Fix submission of Dataflow jobs
Today, if you try to submit dataflow jobs with a mix of normal pipeline options and dataflow pipeline options, it does not get submitted correctly.
This is because cfg.command is quoted, so the final command ends up looking like this after adding dataflow_flags:
'
python3 -m apache_beam.examples.wordcount --input=gs://dataflow-samples/shakespeare/kinglear.txt --output=gs://ttl-30d-us-central2/axlearn/users/remyw/dataflow/wordcount' --dataflow_service_options=enable_google_cloud_heap_sampling --dataflow_service_options=enable_secure_boot --experiments=use_network_tags=allow-internet-egress --experiments=use_runner_v2 --machine_type=n2-standard-8 --no_use_public_ips --project=abc --region=us-central1 --runner=DataflowRunner --sdk_container_image=my_container
Note the leading quote as well as the trailing quote after output=gs://ttl-30d-us-central2/axlearn/users/remyw/dataflow/wordcount'
This breaks the processing of this command, and all the subsequent dataflow_flags are ignored, so it gets run locally instead of on Dataflow.
To fix this, we just need to strip the quotes around cfg.command before adding it to our full command.
Thanks!

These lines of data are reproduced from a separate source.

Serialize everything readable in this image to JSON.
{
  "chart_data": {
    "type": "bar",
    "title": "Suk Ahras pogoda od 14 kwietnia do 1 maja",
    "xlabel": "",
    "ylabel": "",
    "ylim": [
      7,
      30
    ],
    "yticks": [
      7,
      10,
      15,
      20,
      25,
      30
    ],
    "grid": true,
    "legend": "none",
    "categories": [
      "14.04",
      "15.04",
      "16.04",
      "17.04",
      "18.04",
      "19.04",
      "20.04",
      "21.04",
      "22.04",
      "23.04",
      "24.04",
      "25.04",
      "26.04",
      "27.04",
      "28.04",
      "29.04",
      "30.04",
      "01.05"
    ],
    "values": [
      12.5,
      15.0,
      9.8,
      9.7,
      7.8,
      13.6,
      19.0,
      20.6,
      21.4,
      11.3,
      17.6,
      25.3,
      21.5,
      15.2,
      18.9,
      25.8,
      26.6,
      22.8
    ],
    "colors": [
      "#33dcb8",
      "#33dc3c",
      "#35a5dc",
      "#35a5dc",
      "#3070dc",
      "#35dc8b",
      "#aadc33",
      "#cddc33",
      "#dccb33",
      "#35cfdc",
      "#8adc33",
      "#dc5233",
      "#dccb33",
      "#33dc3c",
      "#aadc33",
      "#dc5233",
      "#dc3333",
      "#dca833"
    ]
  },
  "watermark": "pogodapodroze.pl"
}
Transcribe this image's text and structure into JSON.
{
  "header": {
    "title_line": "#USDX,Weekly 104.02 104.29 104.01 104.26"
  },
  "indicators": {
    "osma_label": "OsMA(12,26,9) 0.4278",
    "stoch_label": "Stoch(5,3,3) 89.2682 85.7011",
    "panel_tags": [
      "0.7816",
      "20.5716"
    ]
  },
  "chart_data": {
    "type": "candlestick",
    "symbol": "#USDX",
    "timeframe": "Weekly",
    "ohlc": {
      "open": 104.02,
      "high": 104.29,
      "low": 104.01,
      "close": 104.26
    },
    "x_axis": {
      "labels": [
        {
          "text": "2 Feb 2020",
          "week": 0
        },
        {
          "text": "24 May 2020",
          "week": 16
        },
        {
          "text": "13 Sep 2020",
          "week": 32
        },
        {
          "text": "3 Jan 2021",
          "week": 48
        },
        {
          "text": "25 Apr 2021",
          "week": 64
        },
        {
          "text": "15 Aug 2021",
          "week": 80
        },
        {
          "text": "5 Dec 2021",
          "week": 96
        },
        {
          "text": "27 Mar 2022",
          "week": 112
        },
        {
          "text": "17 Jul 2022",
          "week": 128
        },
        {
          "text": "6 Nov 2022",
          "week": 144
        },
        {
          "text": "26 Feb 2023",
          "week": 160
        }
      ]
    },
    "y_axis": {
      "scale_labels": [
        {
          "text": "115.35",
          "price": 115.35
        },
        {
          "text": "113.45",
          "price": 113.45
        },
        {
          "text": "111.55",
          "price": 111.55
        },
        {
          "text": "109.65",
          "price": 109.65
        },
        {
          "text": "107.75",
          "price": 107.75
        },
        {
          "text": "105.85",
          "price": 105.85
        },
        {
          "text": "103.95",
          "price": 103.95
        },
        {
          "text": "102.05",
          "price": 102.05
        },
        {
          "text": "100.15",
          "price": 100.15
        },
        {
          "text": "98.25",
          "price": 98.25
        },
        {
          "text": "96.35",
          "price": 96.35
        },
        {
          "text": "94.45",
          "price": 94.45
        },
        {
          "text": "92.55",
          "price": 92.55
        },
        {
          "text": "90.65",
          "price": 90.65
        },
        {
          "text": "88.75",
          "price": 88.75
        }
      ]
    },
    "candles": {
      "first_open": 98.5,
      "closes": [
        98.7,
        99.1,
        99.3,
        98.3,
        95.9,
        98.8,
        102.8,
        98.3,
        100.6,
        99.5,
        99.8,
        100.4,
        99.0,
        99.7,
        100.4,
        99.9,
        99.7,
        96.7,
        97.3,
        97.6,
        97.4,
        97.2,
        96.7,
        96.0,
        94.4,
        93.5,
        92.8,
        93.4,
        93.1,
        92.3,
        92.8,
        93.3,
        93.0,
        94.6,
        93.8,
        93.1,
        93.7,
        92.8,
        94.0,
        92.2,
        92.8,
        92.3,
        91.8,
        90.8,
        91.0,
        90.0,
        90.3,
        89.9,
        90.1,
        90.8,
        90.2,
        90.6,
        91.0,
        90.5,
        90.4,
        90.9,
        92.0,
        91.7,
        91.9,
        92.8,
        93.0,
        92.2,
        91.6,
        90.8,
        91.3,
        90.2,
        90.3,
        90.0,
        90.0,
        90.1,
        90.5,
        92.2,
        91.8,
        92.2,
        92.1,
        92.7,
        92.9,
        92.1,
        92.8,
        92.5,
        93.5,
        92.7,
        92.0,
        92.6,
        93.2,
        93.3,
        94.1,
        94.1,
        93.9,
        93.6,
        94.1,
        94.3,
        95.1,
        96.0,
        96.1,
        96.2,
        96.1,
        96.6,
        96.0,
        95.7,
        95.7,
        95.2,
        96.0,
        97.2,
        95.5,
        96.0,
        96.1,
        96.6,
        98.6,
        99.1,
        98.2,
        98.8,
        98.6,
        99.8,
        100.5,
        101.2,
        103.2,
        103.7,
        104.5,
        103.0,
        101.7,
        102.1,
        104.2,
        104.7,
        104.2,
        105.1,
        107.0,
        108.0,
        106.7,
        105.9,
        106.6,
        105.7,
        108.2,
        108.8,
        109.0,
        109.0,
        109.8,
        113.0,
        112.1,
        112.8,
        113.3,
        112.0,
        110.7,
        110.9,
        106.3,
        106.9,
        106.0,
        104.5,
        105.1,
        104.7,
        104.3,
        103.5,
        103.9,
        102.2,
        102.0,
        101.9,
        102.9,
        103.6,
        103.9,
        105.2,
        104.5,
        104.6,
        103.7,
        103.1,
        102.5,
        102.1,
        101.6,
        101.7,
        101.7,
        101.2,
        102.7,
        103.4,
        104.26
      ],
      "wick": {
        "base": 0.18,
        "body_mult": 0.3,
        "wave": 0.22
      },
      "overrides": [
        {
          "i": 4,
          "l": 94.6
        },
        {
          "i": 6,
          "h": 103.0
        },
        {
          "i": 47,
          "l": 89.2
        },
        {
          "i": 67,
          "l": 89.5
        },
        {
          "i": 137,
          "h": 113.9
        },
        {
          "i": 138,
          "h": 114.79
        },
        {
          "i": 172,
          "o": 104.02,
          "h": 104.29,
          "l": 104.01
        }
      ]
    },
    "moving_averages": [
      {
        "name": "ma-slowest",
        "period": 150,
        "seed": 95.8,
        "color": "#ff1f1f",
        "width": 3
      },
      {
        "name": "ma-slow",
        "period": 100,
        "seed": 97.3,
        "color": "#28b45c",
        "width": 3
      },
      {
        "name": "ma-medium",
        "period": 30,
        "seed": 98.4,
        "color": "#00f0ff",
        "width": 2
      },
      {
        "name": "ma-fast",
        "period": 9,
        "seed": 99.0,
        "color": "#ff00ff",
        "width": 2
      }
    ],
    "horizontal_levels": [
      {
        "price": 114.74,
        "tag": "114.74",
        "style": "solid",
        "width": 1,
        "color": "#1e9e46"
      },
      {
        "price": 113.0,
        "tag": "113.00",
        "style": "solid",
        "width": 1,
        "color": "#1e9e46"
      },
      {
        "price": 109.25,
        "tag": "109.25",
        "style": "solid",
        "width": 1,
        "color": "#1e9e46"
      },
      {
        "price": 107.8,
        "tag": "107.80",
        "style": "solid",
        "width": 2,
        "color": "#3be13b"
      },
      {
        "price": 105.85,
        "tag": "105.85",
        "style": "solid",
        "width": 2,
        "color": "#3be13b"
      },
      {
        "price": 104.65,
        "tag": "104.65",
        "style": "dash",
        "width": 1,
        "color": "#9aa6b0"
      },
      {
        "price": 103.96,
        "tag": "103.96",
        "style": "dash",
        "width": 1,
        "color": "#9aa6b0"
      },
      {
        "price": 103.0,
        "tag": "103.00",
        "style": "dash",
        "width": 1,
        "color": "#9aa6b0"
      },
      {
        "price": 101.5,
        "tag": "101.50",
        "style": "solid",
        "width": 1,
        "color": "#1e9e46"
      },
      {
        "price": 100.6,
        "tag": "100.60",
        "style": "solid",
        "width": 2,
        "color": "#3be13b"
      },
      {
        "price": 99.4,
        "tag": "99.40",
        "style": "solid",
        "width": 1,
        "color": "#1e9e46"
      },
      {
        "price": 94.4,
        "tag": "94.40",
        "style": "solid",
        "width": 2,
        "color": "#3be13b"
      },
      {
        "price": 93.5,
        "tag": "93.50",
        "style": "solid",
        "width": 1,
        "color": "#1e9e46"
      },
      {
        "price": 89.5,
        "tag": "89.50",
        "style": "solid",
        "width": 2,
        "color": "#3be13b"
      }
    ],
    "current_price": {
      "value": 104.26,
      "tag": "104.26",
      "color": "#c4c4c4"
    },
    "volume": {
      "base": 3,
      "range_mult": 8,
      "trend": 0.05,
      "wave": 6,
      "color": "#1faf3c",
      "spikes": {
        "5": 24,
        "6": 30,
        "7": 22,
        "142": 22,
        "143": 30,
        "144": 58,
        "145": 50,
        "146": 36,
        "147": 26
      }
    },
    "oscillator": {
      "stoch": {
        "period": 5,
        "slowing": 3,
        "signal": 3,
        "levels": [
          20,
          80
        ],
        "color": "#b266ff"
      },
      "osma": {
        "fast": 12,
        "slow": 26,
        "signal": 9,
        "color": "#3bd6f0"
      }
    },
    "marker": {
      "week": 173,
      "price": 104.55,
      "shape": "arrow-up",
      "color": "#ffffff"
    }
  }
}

I reformatted to fix the precommit check since it looks like it was failing
Closing this PR due to inactivity. Please re-open or file a new PR if this is still important.

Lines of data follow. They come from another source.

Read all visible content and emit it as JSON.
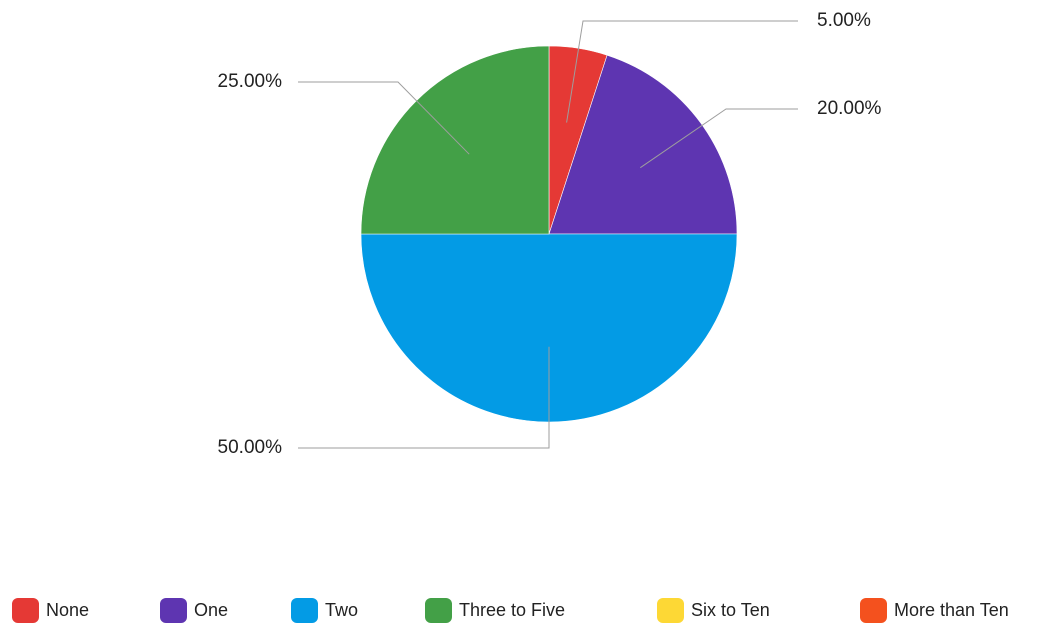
{
  "chart_data": {
    "type": "pie",
    "title": "",
    "categories": [
      "None",
      "One",
      "Two",
      "Three to Five",
      "Six to Ten",
      "More than Ten"
    ],
    "values": [
      5,
      20,
      50,
      25,
      0,
      0
    ],
    "value_labels": [
      "5.00%",
      "20.00%",
      "50.00%",
      "25.00%",
      "",
      ""
    ],
    "unit": "%",
    "colors": [
      "#e53935",
      "#5e35b1",
      "#039be5",
      "#43a047",
      "#fdd835",
      "#f4511e"
    ],
    "legend_position": "bottom"
  }
}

I don't have permissions to reopen this PR, but I think it is still valid - @Ethanlm would you mind taking a look? It does have multiple approvals already
Let me ping @zhiyun to take a look. Thank you!
Hey @zhiyun did you have a chance to take a look at this?
This pull request has been automatically marked as stale because it has been inactive for 60 days. It will be closed in 7 days if no further activity occurs. If you would like to continue working on this, please remove the stale label or leave a comment.
This should still be valid